Brescia, la storia di Andrea Caracciolo: “Ho rifiutato la Dinamo Kiev per amore”

Andrea Caracciolo, attaccante del Brescia, ha rifiutato la Dinamo Kiev per stare vicino alla moglie, in attesa di due gemelli. L’accusa del presidente bresciano Gino Corioni e la difesa dell’attaccante circa la scelta fatta.


Oggi raccontiamo la storia di Andrea Caracciolo, bomber del Brescia che attualmente risulta il secondo miglior marcatore nella storia delle Rondinelle (86 reti, di cui 12 quest’anno): l’Airone, così è soprannominato il 30enne milanese, ha fatto parlare di sé per un rifiuto inatteso. Dopo essersi recato a Kiev per conoscere città e infrastrutture della Dinamo, quando le società erano d’accordo sul suo trasferimento (otto milioni di euro ai lombardi, a lui 2,2 netti a stagione per tre anni), ecco che l’attaccante rifiuta, facendo rammaricare non poco il presidente Gino Corioni. Lo sfogo del patron bresciano è amaro:

“E’ un grande giocatore, ma certe occasioni non si dovrebbero perdere. Ha tante richieste, anche una dalla Dinamo Kiev ma non ci vuole andare. Non basta esser grandi giocatori, per fare delle scelte serve anche il carattere. Noi non perdiamo niente e lui che perde un triennale da 3 milioni (altre fonti dicono, appunto, 2,2, ndr)”.
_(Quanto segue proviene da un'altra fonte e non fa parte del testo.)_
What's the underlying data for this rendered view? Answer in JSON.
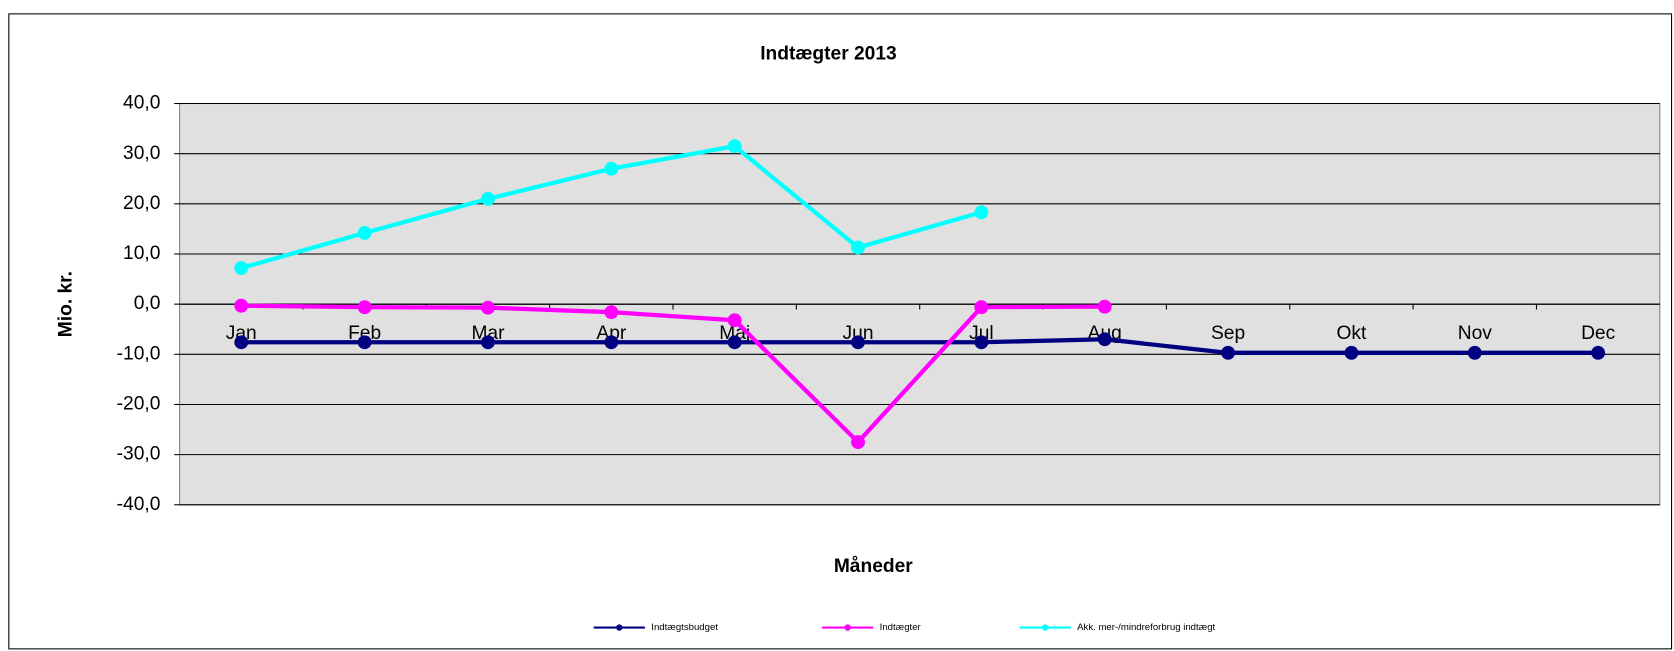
{
  "chart_data": {
    "type": "line",
    "title": "Indtægter 2013",
    "x_label": "Måneder",
    "y_label": "Mio. kr.",
    "categories": [
      "Jan",
      "Feb",
      "Mar",
      "Apr",
      "Maj",
      "Jun",
      "Jul",
      "Aug",
      "Sep",
      "Okt",
      "Nov",
      "Dec"
    ],
    "series": [
      {
        "name": "Indtægtsbudget",
        "color": "#000080",
        "values": [
          -7.6,
          -7.6,
          -7.6,
          -7.6,
          -7.6,
          -7.6,
          -7.6,
          -7.0,
          -9.7,
          -9.7,
          -9.7,
          -9.7
        ]
      },
      {
        "name": "Indtægter",
        "color": "#ff00ff",
        "values": [
          -0.3,
          -0.6,
          -0.7,
          -1.6,
          -3.2,
          -27.5,
          -0.6,
          -0.5,
          null,
          null,
          null,
          null
        ]
      },
      {
        "name": "Akk. mer-/mindreforbrug indtægt",
        "color": "#00ffff",
        "values": [
          7.2,
          14.2,
          21.0,
          27.0,
          31.5,
          11.3,
          18.3,
          null,
          null,
          null,
          null,
          null
        ]
      }
    ],
    "ylim": [
      -40,
      40
    ],
    "yticks": [
      {
        "value": -40,
        "label": "-40,0"
      },
      {
        "value": -30,
        "label": "-30,0"
      },
      {
        "value": -20,
        "label": "-20,0"
      },
      {
        "value": -10,
        "label": "-10,0"
      },
      {
        "value": 0,
        "label": "0,0"
      },
      {
        "value": 10,
        "label": "10,0"
      },
      {
        "value": 20,
        "label": "20,0"
      },
      {
        "value": 30,
        "label": "30,0"
      },
      {
        "value": 40,
        "label": "40,0"
      }
    ],
    "grid": true,
    "legend": "bottom"
  }
}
Questo quanto riferito da Corioni a Sky Sport. Così prima ci ha pensato il procuratore del giocatore a spiegare le ragioni (Andrea D’Amico è stato chiaro: “L’offerta della Dinamo Kiev era molto vantaggiosa per Caracciolo, ma sua moglie è in dolce attesa e ha preferito salvaguardare gli interessi familiari anteponendoli a quelli economici. Capisco la reazione di Corioni, ma il giocatore ha fatto valere le proprie ragioni“), quindi Caracciolo stesso ha svelato tutti i retroscena della faccenda in una lunga intervista al quotidiano Brescia Oggi:

“A novembre mia moglie Gloriana partorirà due gemelli. Il motivo è solo questo. Una decisione che abbiamo preso, io e Gloriana, dopo aver visitato Kiev e le strutture della Dinamo. Ho trovato una bellissima città e un centro sportivo all’avanguardia. Stiamo parlando di uno dei club più prestigiosi dell’Europa, che mi ha fatto un’offerta che solo un pazzo poteva rifiutare. Ma l’offerta degli ucraini è arrivata in un momento molto particolare, per questo non me la sono sentita di stare lontano da mia moglie in una fase così delicata. Dall’ottavo mese di gravidanza non avrebbe più potuto prendere l’aereo e i bambini, appena nati, non sarebbero potuti venire a Kiev. No, non avevo l’animo giusto per tentare un’avventura del genere, che sarebbe stata gratificante dal punto di vista economico e anche sotto il profilo professionale. Io non potevo perdermi la nascita dei miei figli, lasciando mia moglie da sola a Milano. Avessero già avuto qualche mese, era diverso. Ho anteposto il valore della famiglia ai soldi e nessuna cifra poteva farmi cambiare idea”.

Il giocatore però non riesce a star zitto quando si tratta di replicare alle parole poco carine del suo presidente, che in un precedente intervento aveva anche asserito “non possiamo trattenere certi personaggi“:

“Mi dispiace che Corioni mi definisca “personaggio”. E pensare che, fino a poco tempo fa, diceva di volermi bene come a un figlio. Ma lo capisco. La mia cessione alla Dinamo Kiev poteva essere una soluzione ai suoi problemi, anche se in realtà alla fine ci ho perso di più io. Però vorrei ricordare che, per venire al Brescia in serie B, tre anni fa avevo detto di no a una mega offerta del Rangers Glasgow. Sì, lo so bene che il presidente per riportarmi a Brescia ha tirato fuori un bel po’ di quattrini all’ultimo momento (era il gennaio del 2008 e costò 7 milioni, ndr), ma in questi anni non mi sembra di avere fatto male. Ho segnato 60 gol, o sbaglio?”.

Qual è dunque il futuro dell’Airone? Difficile pronosticarlo. Corioni cerca di venderlo (anche Napoli e Bologna sono interessate), ma se proprio non si riuscirà a piazzare allora farà la B al Brescia.